Après une traversée du désert, Ghozali est nommé en 1984 ambassadeur auprès de la Communauté économique européenne à Bruxelles. Il y tisse des relations solides avant d'être rappelé après les émeutes d'Octobre 1988. En pleine période de disette, il prend le portefeuille des Finances, puis celui des Affaires étrangères. Et lorsque la crise politique devient intenable, c’est lui qui devient chef du gouvernement après la démission de Mouloud Hamrouche en 1991.
C'est donc sous son gouvernement que le processus électoral aboutissant à la victoire du Front islamique du salut est interrompu en janvier 1992. «Nous avons pris la décision en notre âme et conscience, persuadés que c'était le devenir même du pays qui était en jeu», déclarera-t-il des années plus tard, revendiquant ce choix.
La violence s'intensifie et l'Algérie plonge dans une longue nuit sans lune. «Bien sûr, nous sommes passés, dans cette histoire, pour certains, et surtout pour ceux à qui ça ne plaisait pas de ne plus être au pouvoir, pour des putschistes. Nous avons pris la décision, en notre âme et conscience, parce que nous considérions que c’était le devenir même du pays qui était en jeu. C’était notre unique souci, et laissez-moi vous dire que ce n’était pas la décision d’une seule personne.
Dans notre conviction de l’époque, c’était la fin de l’Algérie en tant que nation, et nous ne pouvions permettre cela», disait-il dans l’une des ses interviews. Il poursuit : «La violence n’était pas aussi massive, mais les égorgements et les assassinats ont commencé bien avant l’arrêt du processus électoral. Elle a commencé avant même ma propre nomination, 7 mois avant l’arrêt du processus électoral, ma nomination a été précédée d'une situation insurrectionnelle, je le rappelle, et par l’instauration de l’état de siège.»
Après son départ du gouvernement en 1993, il entame une nouvelle carrière politique, devenant un opposant au système qu'il a servi. En 1999, puis en 2004, il tente sa chance à l’élection présidentielle.
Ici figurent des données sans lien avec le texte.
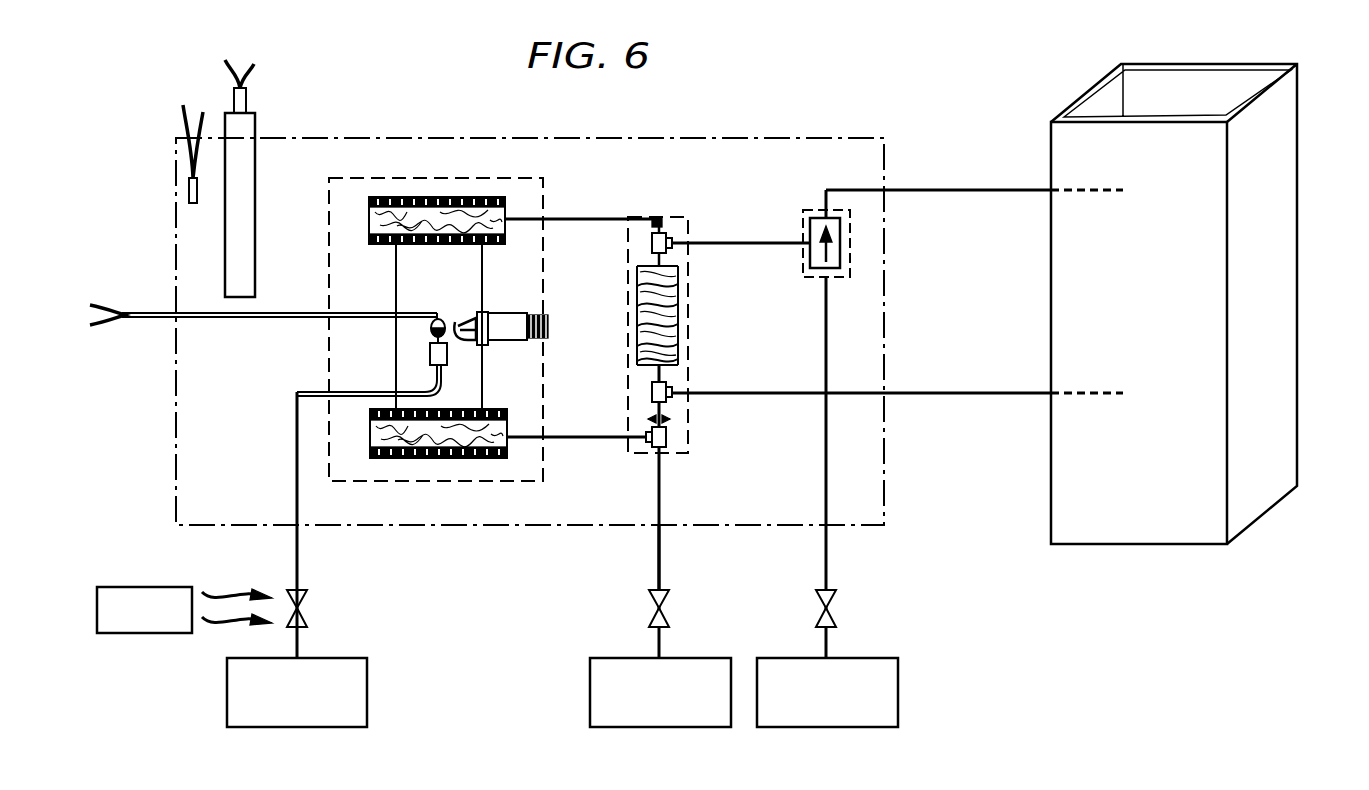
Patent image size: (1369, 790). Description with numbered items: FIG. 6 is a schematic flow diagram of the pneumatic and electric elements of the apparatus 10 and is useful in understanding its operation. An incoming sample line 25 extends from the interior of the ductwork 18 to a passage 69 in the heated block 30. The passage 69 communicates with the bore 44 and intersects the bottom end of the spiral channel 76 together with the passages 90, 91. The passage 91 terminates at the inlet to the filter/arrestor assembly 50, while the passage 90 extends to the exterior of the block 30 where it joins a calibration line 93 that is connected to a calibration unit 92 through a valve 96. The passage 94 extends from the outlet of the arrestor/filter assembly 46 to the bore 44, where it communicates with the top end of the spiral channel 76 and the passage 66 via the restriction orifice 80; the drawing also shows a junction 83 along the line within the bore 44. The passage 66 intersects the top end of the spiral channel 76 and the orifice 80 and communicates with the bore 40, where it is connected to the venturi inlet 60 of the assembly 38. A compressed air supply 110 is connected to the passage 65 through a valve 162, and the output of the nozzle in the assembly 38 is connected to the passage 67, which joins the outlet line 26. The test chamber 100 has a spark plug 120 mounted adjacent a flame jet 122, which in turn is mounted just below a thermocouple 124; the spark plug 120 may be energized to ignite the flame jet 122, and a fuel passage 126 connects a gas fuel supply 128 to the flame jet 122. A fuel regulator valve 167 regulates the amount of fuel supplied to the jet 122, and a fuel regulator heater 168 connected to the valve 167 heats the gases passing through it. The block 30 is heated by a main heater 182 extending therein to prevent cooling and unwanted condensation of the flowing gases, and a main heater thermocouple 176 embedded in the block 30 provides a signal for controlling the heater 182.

The combustion test apparatus 10 is at (364, 98).
The ductwork 18 is at (1277, 254).
The incoming sample line 25 is at (960, 393).
The outlet line 26 is at (920, 190).
The block 30 is at (672, 137).
The assembly 38 is at (841, 243).
The bore 40 is at (851, 266).
The bore 44 is at (690, 345).
The arrestor/filter assembly 46 is at (403, 197).
The filter/arrestor assembly 50 is at (432, 458).
The venturi inlet 60 is at (698, 216).
The passage 65 is at (826, 442).
The passage 66 is at (768, 247).
The passage 67 is at (838, 190).
The passage 69 is at (826, 362).
The spiral channel 76 is at (678, 310).
The restriction orifice 80 is at (664, 222).
The junction 83 is at (670, 419).
The passage 90 is at (660, 485).
The passage 91 is at (612, 440).
The calibration unit 92 is at (705, 658).
The calibration line 93 is at (658, 550).
The passage 94 is at (600, 218).
The valve 96 is at (664, 600).
The test chamber 100 is at (420, 260).
The compressed air supply 110 is at (890, 658).
The spark plug 120 is at (512, 312).
The flame jet 122 is at (430, 350).
The thermocouple 124 is at (168, 313).
The fuel passage 126 is at (297, 447).
The gas fuel supply 128 is at (335, 658).
The valve 162 is at (833, 600).
The fuel regulator valve 167 is at (305, 600).
The fuel regulator heater 168 is at (136, 587).
The main heater thermocouple 176 is at (189, 195).
The main heater 182 is at (255, 185).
La première fois, il se retire avec les six autres candidats en dénonçant des conditions inéquitables face à Abdelaziz Bouteflika. Cinq ans plus tard, il ne parvient pas à rassembler les 75 000 signatures exigées par la loi. Il ne cesse, dans les colonnes de la presse, de critiquer un système qu’il disait verrouillé, se présentant comme un homme de la rupture, dénonçant le blocage de son parti le Front démocratique (FD).
Mais l’amertume s’installe peu à peu nourrie par l’évidence qu’aucun espace ne lui serait laissé pour exister politiquement. Les journalistes se souviennent d’un homme affable, accessible, toujours prêt à répondre aux questions. Il le revendiquait d’ailleurs lui-même dans un entretien accordé à El Watan en 2015 : «Eclaireur de l’opinion, le journaliste mérite d’être aidé.
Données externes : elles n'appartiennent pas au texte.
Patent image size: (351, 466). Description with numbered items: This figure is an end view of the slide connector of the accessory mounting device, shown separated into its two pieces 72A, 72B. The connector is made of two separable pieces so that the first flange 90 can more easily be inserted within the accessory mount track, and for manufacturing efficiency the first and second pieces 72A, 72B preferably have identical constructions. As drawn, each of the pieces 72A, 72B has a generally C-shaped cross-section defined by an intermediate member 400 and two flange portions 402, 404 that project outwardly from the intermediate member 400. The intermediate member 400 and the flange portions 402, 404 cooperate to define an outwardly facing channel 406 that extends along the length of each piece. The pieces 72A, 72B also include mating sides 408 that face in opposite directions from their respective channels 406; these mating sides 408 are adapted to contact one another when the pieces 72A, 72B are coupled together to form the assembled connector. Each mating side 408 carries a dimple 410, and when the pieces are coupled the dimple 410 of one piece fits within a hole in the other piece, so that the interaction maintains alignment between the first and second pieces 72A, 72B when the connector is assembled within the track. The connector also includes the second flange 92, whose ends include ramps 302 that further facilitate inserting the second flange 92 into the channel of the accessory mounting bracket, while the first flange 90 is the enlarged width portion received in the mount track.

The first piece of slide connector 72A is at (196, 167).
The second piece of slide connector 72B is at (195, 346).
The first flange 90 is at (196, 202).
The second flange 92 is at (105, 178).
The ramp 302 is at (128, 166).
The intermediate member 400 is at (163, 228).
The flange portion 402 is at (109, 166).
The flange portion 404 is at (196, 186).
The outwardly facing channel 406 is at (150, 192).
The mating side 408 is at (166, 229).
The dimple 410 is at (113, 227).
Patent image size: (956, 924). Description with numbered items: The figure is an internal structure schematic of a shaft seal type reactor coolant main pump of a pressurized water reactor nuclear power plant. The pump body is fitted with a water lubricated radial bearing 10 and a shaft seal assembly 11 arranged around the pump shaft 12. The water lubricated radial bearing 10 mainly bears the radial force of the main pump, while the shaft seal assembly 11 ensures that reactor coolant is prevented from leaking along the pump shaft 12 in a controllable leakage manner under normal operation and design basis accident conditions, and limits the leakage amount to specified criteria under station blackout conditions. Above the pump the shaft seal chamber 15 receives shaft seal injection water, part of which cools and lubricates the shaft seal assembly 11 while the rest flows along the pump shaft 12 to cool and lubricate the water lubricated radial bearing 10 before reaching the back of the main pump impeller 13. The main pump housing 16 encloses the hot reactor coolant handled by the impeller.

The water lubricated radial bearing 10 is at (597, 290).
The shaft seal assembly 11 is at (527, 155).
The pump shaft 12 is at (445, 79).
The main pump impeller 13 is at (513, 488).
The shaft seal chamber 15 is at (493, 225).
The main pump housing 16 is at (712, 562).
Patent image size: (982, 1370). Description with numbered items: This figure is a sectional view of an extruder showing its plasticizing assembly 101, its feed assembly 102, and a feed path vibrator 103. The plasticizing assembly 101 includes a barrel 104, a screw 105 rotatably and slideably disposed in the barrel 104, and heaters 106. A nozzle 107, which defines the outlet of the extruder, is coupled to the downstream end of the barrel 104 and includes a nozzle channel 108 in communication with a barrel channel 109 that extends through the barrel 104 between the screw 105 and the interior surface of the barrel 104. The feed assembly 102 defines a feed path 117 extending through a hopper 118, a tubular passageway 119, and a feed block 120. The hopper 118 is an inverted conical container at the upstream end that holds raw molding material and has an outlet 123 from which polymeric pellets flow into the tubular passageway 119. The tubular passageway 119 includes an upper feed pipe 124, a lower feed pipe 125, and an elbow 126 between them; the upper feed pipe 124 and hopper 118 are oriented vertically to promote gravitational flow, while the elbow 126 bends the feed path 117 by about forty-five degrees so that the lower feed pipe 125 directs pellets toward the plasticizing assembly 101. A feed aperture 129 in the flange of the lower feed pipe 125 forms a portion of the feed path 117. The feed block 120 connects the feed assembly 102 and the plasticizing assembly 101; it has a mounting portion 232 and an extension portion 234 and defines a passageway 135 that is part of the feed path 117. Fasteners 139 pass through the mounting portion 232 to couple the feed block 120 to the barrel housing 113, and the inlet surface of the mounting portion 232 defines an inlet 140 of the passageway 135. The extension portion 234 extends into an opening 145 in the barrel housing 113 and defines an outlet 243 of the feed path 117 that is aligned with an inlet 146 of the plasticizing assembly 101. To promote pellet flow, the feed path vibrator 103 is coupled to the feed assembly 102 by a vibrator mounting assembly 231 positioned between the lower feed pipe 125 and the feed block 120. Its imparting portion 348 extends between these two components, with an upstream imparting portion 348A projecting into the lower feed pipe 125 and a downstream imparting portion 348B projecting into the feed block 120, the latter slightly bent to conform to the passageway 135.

Je ne pense pas, quant à moi, avoir manqué, de mon propre chef, au devoir de faciliter le travail du journaliste algérien, que je compare à l’ouvrier d’une usine d’information. Tout en étant démuni de matière première, soit les données que le pouvoir refuse à l’opinion, en contradiction totale avec ses obligations élémentaires.» En 2005, alors que le débat autour de la loi sur les hydrocarbures n’était pas encore entamé, Ghozali est parmi les premiers à alerter l’opinion publique. Il interpelle le président de l’Assemblée nationale et les chefs des groupes parlementaires.
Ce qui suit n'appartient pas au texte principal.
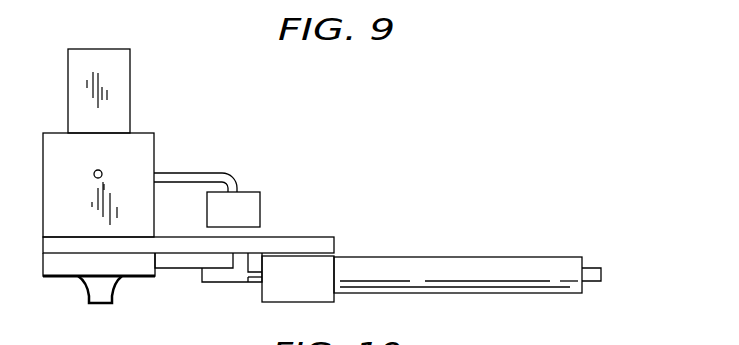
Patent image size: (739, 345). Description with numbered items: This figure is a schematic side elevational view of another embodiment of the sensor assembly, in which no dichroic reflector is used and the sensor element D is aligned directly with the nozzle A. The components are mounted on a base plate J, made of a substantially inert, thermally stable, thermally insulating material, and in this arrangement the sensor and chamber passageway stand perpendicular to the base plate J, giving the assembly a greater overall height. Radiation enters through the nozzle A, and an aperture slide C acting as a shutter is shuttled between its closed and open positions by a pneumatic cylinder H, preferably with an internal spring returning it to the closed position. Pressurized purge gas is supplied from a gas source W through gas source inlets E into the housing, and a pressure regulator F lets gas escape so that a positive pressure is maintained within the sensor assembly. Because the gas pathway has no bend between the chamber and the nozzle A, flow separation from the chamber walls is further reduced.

The nozzle A is at (102, 304).
The aperture slide C is at (175, 268).
The sensor element D is at (130, 73).
The gas source inlets E is at (194, 171).
The pressure regulator F is at (101, 171).
The pneumatic cylinder H is at (522, 257).
The base plate J is at (262, 244).
The gas source W is at (256, 191).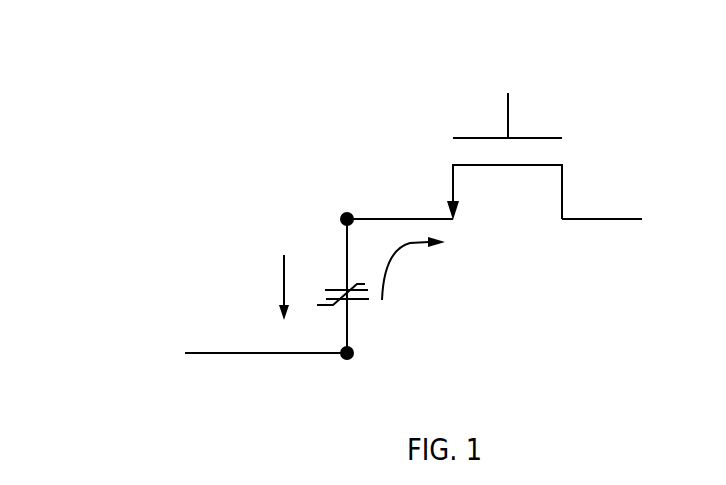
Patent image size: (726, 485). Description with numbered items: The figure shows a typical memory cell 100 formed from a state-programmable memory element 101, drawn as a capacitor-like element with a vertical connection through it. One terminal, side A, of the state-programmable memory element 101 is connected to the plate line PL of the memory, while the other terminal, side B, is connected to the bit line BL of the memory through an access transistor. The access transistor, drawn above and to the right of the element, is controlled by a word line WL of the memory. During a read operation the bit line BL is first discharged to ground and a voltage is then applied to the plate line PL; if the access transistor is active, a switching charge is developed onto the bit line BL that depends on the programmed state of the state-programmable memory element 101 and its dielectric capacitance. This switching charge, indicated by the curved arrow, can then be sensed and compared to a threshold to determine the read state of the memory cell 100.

The memory cell 100 is at (202, 108).
The state-programmable memory element 101 is at (358, 300).
The word line WL is at (507, 98).
The bit line BL is at (619, 220).
The plate line PL is at (248, 355).
The side A is at (347, 369).
The side B is at (396, 202).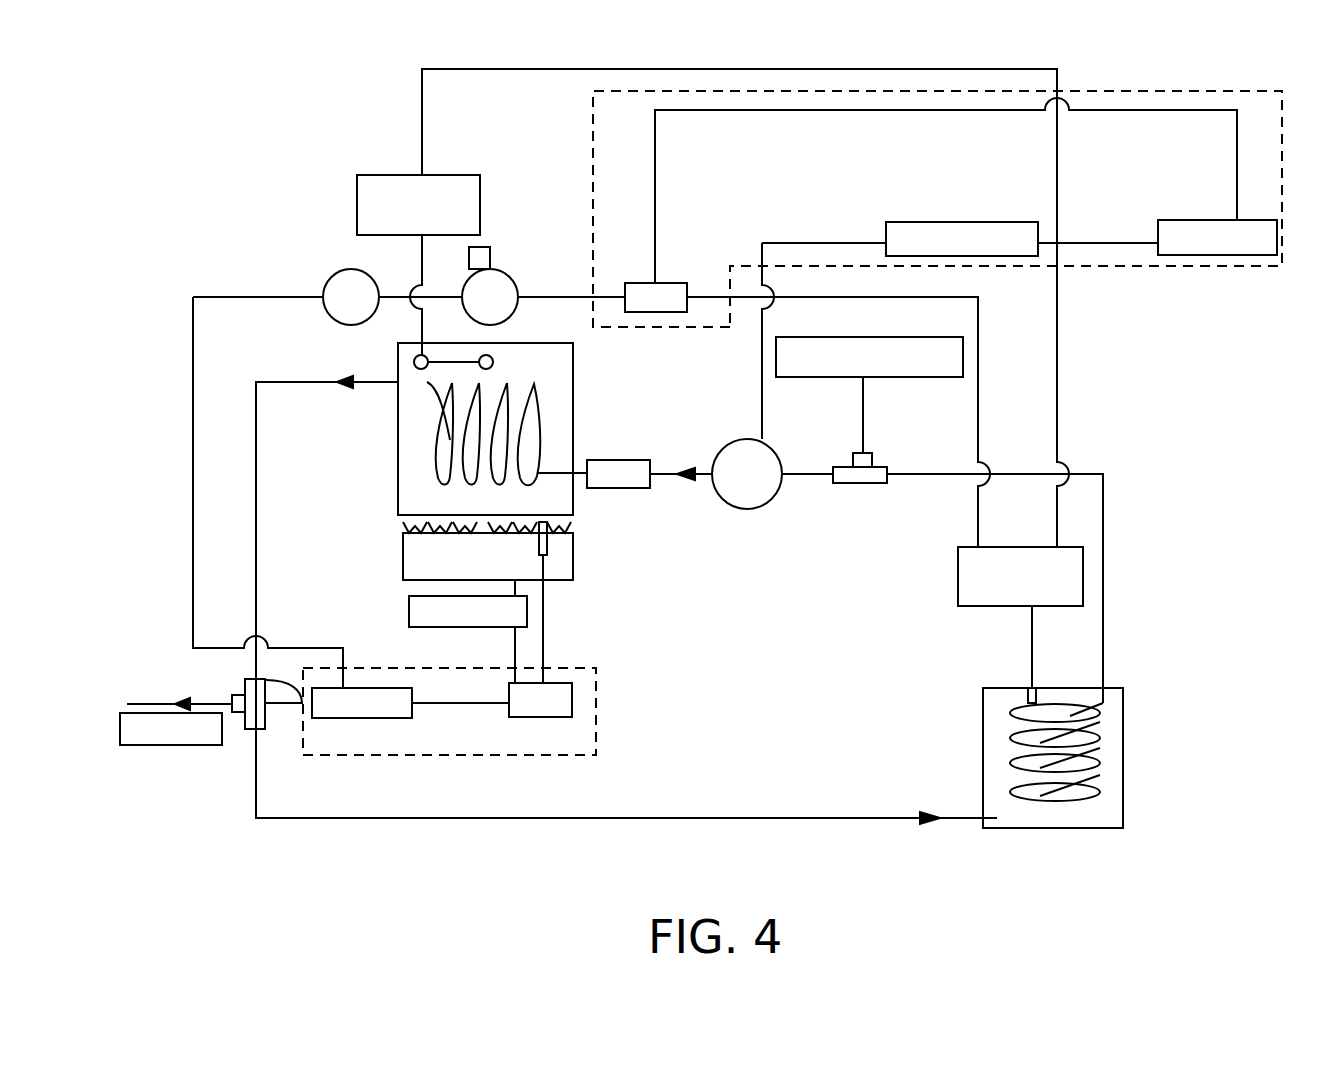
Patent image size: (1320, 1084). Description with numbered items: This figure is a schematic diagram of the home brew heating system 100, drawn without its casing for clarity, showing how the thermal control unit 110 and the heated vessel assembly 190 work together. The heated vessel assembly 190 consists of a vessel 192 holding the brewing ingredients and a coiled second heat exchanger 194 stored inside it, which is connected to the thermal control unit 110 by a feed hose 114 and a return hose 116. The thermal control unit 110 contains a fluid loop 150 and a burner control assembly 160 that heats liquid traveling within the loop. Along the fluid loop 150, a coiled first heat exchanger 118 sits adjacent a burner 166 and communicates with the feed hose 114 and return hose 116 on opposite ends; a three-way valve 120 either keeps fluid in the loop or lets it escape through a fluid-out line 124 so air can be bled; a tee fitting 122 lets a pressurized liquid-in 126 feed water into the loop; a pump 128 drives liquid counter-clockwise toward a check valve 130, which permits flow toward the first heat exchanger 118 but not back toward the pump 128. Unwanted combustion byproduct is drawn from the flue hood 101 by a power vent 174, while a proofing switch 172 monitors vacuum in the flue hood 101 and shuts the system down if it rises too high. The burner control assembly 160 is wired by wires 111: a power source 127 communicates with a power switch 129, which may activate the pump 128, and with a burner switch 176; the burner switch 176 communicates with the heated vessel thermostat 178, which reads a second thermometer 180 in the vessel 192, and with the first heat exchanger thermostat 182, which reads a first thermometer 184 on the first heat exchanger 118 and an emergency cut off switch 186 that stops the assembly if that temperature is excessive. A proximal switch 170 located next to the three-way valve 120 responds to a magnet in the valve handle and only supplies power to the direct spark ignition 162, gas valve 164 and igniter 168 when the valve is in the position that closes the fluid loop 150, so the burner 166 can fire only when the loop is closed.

The home brew heating system 100 is at (249, 106).
The thermal control unit 110 is at (220, 211).
The flue hood 101 is at (573, 400).
The wires 111 is at (653, 183).
The feed hose 114 is at (287, 382).
The return hose 116 is at (1090, 473).
The first heat exchanger 118 is at (428, 463).
The three-way valve 120 is at (262, 720).
The tee fitting 122 is at (860, 483).
The fluid-out line 124 is at (152, 704).
The pressurized liquid-in 126 is at (863, 425).
The power source 127 is at (1205, 220).
The pump 128 is at (745, 509).
The power switch 129 is at (940, 222).
The check valve 130 is at (618, 460).
The fluid loop 150 is at (699, 846).
The burner control assembly 160 is at (1192, 81).
The direct spark ignition 162 is at (545, 717).
The gas valve 164 is at (409, 613).
The burner 166 is at (403, 557).
The igniter 168 is at (573, 550).
The proximal switch 170 is at (368, 718).
The proofing switch 172 is at (331, 277).
The power vent 174 is at (510, 277).
The burner switch 176 is at (673, 283).
The heated vessel thermostat 178 is at (958, 580).
The second thermometer 180 is at (1037, 698).
The first heat exchanger thermostat 182 is at (382, 175).
The first thermometer 184 is at (414, 362).
The emergency cut off switch 186 is at (493, 362).
The heated vessel assembly 190 is at (1172, 619).
The vessel 192 is at (1123, 812).
The second heat exchanger 194 is at (1085, 738).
Dans les interviews, «l’homme au papillon» confie sa désillusion. Il n’était pas l’homme du sérail, mais pas non plus un opposant à qui l’on tendra l’oreille. Certains disent que c’est sa rigueur technocratique qui l’a tenu loin à l’écart de l’opposition. Et puis, une certitude s’impose : ce système, dont il avait été un rouage, ne changera jamais. «J’ai révisé beaucoup de choses, disait-il au Quotidien d’Oran en octobre 2010. Pour moi et jusqu’à une date précise, l’action politique consistait à faire prendre conscience aux tenants du pouvoir qu’il fallait changer le système.
Que si l'on continue de cette façon, on va à l’impasse. Je disais toujours, aux militants et aux autres, que ce changement ne peut pas réussir sans l’armée. Ni encore moins contre l’armée. Tout changement en Algérie ne pourra se faire que par la formule de l’alliance. Et quand j’évoque l’armée, je ne parle pas de l’armée dans sa totalité, mais de 'l’armée politique' (…) Et j’ai toujours eu cette croyance que le pouvoir allait changer. Une confiance rompue dès l’année 2004.» En évoquant son divorce avec «l’armée politique», il lance alors cette phrase cinglante : «Moi, lorsque je me suis séparé d’eux, je leur ai dit : vous avez besoin de larbins ?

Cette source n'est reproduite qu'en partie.